4. Amazon Seeks Dismissal of Lawsuit Alleging Unauthorized Alexa Recordings
Amazon has requested a U.S. judge to dismiss a multibillion-dollar lawsuit alleging that its cloud-based voice service, Alexa, unlawfully recorded private conversations without user consent. In a filing on Wednesday in Seattle’s federal court, Amazon argued that, despite years of litigation, consumers had not demonstrated that the company engaged in unfair or deceptive practices.

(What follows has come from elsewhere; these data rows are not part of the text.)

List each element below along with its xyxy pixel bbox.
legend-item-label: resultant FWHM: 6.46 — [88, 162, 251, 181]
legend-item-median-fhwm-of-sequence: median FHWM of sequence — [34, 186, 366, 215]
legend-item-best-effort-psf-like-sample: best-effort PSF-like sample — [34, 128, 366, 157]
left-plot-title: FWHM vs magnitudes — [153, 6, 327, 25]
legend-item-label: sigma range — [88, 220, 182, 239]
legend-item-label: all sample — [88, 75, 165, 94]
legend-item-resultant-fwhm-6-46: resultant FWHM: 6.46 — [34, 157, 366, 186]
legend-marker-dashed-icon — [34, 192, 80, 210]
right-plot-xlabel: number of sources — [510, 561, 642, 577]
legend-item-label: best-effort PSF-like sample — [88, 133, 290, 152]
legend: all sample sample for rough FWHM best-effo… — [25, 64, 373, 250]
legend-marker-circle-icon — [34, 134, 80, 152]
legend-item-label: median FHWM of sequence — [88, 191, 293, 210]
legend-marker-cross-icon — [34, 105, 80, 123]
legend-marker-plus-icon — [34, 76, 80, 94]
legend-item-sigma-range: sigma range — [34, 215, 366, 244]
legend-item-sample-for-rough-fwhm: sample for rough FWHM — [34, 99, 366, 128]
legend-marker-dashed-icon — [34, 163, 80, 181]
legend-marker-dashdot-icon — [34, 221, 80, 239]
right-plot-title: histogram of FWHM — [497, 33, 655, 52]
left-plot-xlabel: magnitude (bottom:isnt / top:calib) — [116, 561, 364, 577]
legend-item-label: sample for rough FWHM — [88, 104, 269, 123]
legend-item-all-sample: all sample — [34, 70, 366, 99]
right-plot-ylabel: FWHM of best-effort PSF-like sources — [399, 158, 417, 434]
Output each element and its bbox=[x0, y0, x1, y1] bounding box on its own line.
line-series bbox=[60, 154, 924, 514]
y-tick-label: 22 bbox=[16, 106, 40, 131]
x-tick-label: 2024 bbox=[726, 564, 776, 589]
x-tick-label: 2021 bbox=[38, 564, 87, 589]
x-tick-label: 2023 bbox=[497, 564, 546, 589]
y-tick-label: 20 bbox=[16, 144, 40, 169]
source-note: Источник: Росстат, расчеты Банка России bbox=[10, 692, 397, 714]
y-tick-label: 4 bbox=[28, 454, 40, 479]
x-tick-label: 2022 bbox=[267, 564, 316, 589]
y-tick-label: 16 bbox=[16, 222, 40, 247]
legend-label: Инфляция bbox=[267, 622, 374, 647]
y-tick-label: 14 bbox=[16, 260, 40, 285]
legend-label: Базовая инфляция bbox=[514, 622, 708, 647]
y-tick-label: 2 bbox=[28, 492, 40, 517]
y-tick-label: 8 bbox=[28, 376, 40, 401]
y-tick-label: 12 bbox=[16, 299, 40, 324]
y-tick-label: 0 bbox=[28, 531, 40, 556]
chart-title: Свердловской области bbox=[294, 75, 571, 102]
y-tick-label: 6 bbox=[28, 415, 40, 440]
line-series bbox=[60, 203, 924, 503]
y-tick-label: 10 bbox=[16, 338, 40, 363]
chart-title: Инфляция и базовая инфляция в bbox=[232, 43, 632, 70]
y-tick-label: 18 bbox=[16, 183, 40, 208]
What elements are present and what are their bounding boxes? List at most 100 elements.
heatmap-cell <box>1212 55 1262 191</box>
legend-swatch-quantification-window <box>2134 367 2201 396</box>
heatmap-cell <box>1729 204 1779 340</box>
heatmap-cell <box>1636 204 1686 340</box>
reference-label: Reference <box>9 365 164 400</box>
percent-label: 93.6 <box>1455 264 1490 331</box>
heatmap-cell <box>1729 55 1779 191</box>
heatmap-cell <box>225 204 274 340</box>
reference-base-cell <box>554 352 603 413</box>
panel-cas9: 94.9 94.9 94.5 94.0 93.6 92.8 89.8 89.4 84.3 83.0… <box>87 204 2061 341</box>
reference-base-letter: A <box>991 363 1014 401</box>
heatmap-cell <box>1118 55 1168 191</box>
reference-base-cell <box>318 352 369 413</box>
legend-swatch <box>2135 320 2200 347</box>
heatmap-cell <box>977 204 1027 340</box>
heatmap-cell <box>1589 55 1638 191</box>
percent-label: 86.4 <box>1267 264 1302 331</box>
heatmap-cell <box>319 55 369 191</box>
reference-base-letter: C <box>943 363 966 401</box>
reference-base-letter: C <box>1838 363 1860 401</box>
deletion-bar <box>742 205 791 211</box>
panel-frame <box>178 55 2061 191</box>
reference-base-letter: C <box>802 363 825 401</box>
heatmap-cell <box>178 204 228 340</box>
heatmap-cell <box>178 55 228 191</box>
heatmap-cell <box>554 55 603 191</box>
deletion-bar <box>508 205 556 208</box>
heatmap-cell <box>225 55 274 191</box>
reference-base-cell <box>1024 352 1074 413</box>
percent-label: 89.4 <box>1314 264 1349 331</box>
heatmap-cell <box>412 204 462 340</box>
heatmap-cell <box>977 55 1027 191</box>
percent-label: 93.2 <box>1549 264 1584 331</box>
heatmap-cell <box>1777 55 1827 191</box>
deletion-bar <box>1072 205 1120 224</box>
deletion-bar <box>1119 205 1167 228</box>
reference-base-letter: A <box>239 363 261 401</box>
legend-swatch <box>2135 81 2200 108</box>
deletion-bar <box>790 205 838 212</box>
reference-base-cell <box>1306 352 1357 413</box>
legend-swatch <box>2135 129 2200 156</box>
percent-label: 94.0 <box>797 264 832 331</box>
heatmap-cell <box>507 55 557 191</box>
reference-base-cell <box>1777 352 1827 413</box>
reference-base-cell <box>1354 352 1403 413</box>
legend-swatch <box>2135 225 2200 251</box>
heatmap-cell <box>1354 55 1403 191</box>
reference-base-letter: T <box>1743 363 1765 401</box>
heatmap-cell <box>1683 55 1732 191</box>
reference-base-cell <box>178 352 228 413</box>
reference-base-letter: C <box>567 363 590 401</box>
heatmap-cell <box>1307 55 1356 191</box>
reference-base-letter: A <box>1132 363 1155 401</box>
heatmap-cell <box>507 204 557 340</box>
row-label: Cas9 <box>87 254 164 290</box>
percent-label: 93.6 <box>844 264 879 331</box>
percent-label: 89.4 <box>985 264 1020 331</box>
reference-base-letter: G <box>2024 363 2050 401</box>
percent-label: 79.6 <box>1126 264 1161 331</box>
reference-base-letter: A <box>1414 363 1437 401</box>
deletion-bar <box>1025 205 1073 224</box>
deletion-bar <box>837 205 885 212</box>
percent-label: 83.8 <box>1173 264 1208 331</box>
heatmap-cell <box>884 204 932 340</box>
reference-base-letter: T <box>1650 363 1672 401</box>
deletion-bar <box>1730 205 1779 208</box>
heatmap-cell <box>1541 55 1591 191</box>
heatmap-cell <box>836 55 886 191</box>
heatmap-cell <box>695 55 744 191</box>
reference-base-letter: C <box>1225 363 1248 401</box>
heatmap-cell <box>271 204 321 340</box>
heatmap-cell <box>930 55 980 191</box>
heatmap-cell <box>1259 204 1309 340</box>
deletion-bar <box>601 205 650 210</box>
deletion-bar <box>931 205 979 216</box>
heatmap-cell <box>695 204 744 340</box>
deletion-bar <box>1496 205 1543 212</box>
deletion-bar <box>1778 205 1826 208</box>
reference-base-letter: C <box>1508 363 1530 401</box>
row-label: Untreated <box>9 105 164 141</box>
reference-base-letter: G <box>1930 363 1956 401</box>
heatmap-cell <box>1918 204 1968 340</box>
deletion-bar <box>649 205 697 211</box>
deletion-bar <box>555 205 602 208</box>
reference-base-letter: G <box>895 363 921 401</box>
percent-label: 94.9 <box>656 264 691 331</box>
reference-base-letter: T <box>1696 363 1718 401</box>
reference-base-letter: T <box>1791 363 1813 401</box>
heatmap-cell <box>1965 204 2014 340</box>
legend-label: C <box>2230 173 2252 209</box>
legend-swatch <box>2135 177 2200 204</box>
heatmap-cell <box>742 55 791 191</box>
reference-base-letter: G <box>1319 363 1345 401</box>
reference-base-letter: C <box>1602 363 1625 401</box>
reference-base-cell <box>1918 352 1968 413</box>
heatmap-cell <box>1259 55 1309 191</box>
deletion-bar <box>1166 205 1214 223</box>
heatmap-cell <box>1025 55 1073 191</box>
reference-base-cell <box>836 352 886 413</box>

5. Brazilian Consumer Group Sues Social Media Giants Over Minor Protection Measures
The Collective Defense Institute, a Brazilian consumer rights organization, has initiated two lawsuits seeking 3 billion reais (equivalent to $525.27 million) from the Brazilian subsidiaries of TikTok, Kwai, and Meta Platforms. The lawsuits allege that these companies have not implemented adequate safeguards to restrict unrestricted access to their platforms by minors. This case highlights the growing focus on social media regulation in Brazil, particularly following a recent high-profile dispute between Elon Musk’s X and a Brazilian Supreme Court justice, which led to substantial fines.